I'm in England at the moment. I'm a lifelong Anglophile, and yet somehow England never disappoints. There isn't an imagined England I wish I was in. I love the country, the cities, the countryside. I'm also traveling with my mom, which has mostly-expected challenges as well as benefits. However, one thing I've discovered thus far is that I have a very different idea of beauty than my mom does. I'm sure she's's just as right as I am, since beauty is in fact actually in the eye of the beholder (to some teeny-tiny degree). For example, she favors Hawaiian flowers (who can blame her) and I'm in love with the scale of English ones. There's something absolutely stunning about a beauty that demands attentiveness, even if it does not command your attention. There's something worth treasuring about moments of life that ask for keenness, and compassion, and a second look. There's a temporality and gentleness that I suppose is also brought out by the age of the buildings surrounding flowers and fields. After dinner, we saw a wall that may have been built before Jesus was born, a few minutes away from the house we're staying at. It had a single posted sign telling visitors that it was old. There was no fanfare and very little activity, perhaps because the astounding is made common in England. There's simply a different kind of beauty here (and, of course, it's also summer).
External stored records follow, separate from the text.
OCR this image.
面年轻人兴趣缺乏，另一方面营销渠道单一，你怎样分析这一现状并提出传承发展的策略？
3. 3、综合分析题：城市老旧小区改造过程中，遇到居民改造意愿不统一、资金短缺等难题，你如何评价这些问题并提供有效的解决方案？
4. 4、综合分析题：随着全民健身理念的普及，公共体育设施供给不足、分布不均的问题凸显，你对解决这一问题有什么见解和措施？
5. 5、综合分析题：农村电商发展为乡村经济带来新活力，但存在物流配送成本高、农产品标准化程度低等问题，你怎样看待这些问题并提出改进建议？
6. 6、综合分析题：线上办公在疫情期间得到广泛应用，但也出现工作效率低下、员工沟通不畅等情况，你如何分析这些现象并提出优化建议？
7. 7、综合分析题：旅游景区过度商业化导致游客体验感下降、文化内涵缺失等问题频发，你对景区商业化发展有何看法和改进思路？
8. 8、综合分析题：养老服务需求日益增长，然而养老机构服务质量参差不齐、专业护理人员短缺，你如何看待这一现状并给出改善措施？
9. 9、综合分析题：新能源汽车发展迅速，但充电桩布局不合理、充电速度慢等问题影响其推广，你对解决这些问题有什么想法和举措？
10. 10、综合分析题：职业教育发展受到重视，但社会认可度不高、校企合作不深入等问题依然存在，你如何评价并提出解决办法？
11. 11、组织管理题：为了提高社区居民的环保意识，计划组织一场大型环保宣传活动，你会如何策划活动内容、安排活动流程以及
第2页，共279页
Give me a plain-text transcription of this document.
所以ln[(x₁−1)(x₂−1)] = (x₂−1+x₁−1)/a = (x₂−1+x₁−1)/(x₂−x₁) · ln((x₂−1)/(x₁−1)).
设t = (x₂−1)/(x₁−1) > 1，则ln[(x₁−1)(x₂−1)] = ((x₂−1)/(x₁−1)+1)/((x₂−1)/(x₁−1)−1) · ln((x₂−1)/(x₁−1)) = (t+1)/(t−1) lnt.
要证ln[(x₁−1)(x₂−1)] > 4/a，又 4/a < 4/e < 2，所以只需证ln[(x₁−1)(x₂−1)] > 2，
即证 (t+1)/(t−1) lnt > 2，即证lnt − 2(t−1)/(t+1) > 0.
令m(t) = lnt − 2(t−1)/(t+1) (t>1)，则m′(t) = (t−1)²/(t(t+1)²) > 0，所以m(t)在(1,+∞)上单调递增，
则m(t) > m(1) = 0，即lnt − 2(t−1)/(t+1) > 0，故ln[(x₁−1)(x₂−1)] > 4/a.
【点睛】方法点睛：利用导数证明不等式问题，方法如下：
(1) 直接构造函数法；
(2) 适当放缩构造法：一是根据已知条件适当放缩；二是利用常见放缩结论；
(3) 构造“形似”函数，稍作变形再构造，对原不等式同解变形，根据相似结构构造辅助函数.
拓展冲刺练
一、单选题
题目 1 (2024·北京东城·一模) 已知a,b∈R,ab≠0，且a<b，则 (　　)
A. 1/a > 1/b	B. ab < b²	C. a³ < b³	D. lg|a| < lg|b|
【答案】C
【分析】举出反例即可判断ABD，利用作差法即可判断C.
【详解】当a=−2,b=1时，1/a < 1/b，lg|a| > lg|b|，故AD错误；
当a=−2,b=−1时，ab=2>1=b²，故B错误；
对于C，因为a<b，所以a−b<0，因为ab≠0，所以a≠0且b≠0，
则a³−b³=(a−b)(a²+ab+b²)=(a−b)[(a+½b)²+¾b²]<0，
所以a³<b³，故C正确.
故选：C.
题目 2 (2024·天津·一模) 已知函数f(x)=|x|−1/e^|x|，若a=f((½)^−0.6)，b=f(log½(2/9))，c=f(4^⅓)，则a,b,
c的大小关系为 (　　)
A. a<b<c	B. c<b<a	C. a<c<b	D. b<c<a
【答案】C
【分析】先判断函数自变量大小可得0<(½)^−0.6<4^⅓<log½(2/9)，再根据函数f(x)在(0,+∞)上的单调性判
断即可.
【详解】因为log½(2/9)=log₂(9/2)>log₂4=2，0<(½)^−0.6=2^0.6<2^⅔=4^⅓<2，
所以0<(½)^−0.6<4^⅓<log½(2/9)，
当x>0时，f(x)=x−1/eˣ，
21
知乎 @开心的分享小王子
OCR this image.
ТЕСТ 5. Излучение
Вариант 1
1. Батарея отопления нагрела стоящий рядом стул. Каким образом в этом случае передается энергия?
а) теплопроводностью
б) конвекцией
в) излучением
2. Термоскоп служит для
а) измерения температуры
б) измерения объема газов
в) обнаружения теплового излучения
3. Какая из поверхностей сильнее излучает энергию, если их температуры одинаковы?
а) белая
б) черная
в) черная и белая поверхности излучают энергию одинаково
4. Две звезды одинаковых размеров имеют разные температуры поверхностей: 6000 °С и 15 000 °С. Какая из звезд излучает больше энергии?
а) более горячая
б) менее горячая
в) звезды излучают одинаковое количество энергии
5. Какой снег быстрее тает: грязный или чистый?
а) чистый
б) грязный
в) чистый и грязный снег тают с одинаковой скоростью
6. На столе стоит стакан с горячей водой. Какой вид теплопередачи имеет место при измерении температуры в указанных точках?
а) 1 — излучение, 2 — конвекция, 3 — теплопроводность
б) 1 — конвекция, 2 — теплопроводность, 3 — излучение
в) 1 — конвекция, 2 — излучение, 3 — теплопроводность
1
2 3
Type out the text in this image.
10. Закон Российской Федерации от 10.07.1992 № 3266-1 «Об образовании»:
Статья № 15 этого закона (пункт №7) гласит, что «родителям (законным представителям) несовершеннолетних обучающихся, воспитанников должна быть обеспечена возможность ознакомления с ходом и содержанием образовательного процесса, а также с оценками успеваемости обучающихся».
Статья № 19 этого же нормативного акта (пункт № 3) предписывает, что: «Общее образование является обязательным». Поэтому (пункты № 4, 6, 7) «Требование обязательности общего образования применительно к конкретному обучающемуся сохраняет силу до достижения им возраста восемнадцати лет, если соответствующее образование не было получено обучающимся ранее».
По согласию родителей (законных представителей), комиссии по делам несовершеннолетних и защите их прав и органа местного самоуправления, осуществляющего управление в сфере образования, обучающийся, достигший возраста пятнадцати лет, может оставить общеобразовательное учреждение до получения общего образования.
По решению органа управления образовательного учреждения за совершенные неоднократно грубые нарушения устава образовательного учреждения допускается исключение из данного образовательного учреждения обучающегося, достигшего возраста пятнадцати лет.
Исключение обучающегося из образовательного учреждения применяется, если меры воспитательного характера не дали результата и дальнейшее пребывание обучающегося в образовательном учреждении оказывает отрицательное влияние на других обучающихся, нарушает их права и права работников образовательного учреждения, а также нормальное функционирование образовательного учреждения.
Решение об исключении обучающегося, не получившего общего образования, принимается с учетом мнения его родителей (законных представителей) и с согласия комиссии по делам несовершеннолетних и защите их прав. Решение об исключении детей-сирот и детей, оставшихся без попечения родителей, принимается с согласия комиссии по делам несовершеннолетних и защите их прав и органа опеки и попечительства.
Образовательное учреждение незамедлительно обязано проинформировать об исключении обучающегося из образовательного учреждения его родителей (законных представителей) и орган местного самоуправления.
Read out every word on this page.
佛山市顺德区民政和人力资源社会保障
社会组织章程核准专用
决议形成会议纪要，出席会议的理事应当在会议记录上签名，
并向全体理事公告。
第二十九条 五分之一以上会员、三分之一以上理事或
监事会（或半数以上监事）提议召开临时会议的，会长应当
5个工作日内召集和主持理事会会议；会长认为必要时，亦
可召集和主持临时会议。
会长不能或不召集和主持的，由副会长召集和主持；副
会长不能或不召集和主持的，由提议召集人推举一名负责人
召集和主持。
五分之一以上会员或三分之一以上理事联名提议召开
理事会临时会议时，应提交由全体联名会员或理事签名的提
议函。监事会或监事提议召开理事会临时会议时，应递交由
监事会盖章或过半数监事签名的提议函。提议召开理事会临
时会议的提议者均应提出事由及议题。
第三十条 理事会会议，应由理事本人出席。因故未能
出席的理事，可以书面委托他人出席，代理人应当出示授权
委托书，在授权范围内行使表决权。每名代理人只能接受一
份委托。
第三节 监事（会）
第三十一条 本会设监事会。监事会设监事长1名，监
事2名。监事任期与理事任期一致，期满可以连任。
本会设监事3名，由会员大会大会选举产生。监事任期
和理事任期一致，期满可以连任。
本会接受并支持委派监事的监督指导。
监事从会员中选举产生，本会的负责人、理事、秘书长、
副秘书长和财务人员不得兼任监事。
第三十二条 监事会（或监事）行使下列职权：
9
Today, we wandered the Victoria and Albert Museum and saw some of the best and most important pieces of art and design to ever be dreamed by a human being. Everything we saw was itself, so very itself, that it took discipline to keep moving. There were rooms I had to return to because I'd undersold their contents to myself. At the end of three hours, I was full of art, tearing up at how much beauty a single building could hold, and how much history. I finally asked myself (under my breath, so no one assumed I was crazy): "How does anyone live without beauty? How do the incredibly poor live without art?" (a ridiculous question, given my family history with money). More than that, I wasn't thinking in the right scale. I assumed that it took rooms and rooms of art to make someone attuned, to bring out the sensitivity to the thing, though I myself had just been stunned by the way brick ages and the color of bluebells.
The answer to my own question is harder than I hoped, and better: we live without beauty when we do not look for it, and we are all too poor for art if we don't know how to see it. There is a love and grace to seeing what is around us for what it is, at its own scale. There is a sensitivity to the human-created that can be fostered even if only to the sound of someone else's first mixtape. Perhaps that's my new goal: to be seeing what is there, looking for the beautiful.